Back in 1919, Junk hit the financial mother lode. The money he was about to make would go on to take care of him for years to come. Even the Fumu ascent, still but a dot on his horizon, impossibly orthogonal to his life in 1919, would be funded by events that were about to transpire.

Patrick McGee was friends with a healthy number of Boston police officers, some because he grew up with them and others because he bribed them to stay away from his crap games. Through McGee, Junk also befriended many of officers. These friendships were actually the means by which Junk and McGee avoided the Draft. When soldiers came for recruits, local police would “arrest” the two men for preposterous crimes (One form read “Practicing magic without a license”), and the soldiers would opt to look elsewhere for men to send to Europe.

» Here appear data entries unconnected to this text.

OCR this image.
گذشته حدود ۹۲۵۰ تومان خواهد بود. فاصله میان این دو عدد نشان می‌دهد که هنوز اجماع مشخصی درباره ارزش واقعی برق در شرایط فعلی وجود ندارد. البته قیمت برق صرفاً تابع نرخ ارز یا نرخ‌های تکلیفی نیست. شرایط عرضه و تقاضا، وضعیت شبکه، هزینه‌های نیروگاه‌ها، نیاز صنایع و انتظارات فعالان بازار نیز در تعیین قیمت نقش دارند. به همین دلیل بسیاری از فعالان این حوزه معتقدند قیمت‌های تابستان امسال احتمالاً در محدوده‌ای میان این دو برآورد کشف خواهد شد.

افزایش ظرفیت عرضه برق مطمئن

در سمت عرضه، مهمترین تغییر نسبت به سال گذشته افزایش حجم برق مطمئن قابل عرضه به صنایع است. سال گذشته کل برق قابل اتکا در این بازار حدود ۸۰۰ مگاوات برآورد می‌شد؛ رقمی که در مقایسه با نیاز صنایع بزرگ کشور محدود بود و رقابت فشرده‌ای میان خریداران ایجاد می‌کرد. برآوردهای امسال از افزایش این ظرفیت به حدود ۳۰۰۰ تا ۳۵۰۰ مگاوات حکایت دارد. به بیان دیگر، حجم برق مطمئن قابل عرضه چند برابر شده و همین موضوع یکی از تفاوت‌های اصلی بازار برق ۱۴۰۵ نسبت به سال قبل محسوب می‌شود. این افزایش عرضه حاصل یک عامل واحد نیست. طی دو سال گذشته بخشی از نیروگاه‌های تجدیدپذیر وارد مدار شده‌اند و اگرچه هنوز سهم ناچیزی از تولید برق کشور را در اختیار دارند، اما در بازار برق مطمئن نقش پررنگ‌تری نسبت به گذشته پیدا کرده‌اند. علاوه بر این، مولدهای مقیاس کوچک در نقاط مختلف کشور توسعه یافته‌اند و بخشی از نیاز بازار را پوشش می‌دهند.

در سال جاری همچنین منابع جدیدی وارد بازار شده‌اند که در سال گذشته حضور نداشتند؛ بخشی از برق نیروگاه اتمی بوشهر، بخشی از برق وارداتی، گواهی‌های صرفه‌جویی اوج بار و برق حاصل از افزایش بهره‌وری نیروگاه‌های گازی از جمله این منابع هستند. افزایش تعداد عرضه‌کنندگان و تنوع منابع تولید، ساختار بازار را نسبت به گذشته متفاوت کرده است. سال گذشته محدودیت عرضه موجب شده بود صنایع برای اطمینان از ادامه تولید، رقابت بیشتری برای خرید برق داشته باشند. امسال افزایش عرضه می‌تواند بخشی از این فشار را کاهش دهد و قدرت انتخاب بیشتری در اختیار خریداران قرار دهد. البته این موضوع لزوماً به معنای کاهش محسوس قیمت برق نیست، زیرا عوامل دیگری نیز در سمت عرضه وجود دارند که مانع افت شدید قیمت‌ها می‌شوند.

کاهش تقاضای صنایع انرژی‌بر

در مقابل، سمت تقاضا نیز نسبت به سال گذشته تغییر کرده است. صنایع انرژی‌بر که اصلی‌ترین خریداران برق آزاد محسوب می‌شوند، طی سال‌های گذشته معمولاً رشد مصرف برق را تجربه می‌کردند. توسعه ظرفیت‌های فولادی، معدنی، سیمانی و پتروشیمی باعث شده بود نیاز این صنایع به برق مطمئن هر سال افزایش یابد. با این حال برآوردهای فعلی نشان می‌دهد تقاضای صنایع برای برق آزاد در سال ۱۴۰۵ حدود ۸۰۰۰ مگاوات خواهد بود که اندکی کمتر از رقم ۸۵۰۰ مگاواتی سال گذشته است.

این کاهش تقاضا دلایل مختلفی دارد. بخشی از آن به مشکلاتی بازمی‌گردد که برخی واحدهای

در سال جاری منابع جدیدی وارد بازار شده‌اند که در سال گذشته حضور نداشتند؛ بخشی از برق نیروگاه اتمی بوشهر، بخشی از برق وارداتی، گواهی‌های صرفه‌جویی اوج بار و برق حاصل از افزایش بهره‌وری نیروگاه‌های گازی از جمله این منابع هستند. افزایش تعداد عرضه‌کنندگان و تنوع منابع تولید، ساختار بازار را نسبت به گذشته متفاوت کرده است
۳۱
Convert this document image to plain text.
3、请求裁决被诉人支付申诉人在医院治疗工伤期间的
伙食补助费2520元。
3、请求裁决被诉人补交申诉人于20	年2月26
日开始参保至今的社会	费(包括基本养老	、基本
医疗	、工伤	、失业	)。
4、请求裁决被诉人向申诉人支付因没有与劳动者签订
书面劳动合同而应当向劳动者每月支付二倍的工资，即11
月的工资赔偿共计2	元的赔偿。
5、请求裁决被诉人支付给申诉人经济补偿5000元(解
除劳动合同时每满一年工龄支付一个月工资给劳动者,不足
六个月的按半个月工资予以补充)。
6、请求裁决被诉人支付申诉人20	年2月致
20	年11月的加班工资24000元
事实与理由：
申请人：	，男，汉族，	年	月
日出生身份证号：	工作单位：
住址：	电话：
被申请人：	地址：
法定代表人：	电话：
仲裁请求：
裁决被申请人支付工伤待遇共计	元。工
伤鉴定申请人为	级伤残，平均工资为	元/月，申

The city of Boston was going through a terrible crisis with its police force. The police were underpaid and required to work under abominable working conditions. When the police tried to unionize, the commissioner, mayor, and governor pushed back. Many officers were fired for trying to organize.

Junk was born a calculator of situations, and this time he foresaw that the police debacle was going to get worse before it got better. He knew the hearts of the police officers, and from the newspapers, he felt he knew the hearts of Commissioner Curtis, Mayor Peters, and Governor Coolidge. All parties were bullheaded and had serious investments in the outcome. Junk understood – as if it were written on parchment – that this was going to end up with the police striking and the local government unprepared to do anything about it.

Junk acted fast. He remembered the names of the wealthy families to whom he had sold soda in front of the church during leaner times. He went door to door, visiting them in their homes on Beacon Hill and outlying areas. He let them know things were about to get scary in their fair town. He let them know if the police did stop working and chaos ensued, chances were high the wealthy would be targeted. Their houses burned, their women raped, their children taken from them, and their own lives snuffed out. Junk also let them know that for a daily fee, he could ensure their safety with his own security force until such a time the conflict had subsided. He ensured them this was not like mafia security. Signing up was optional, and they could stop paying at any time.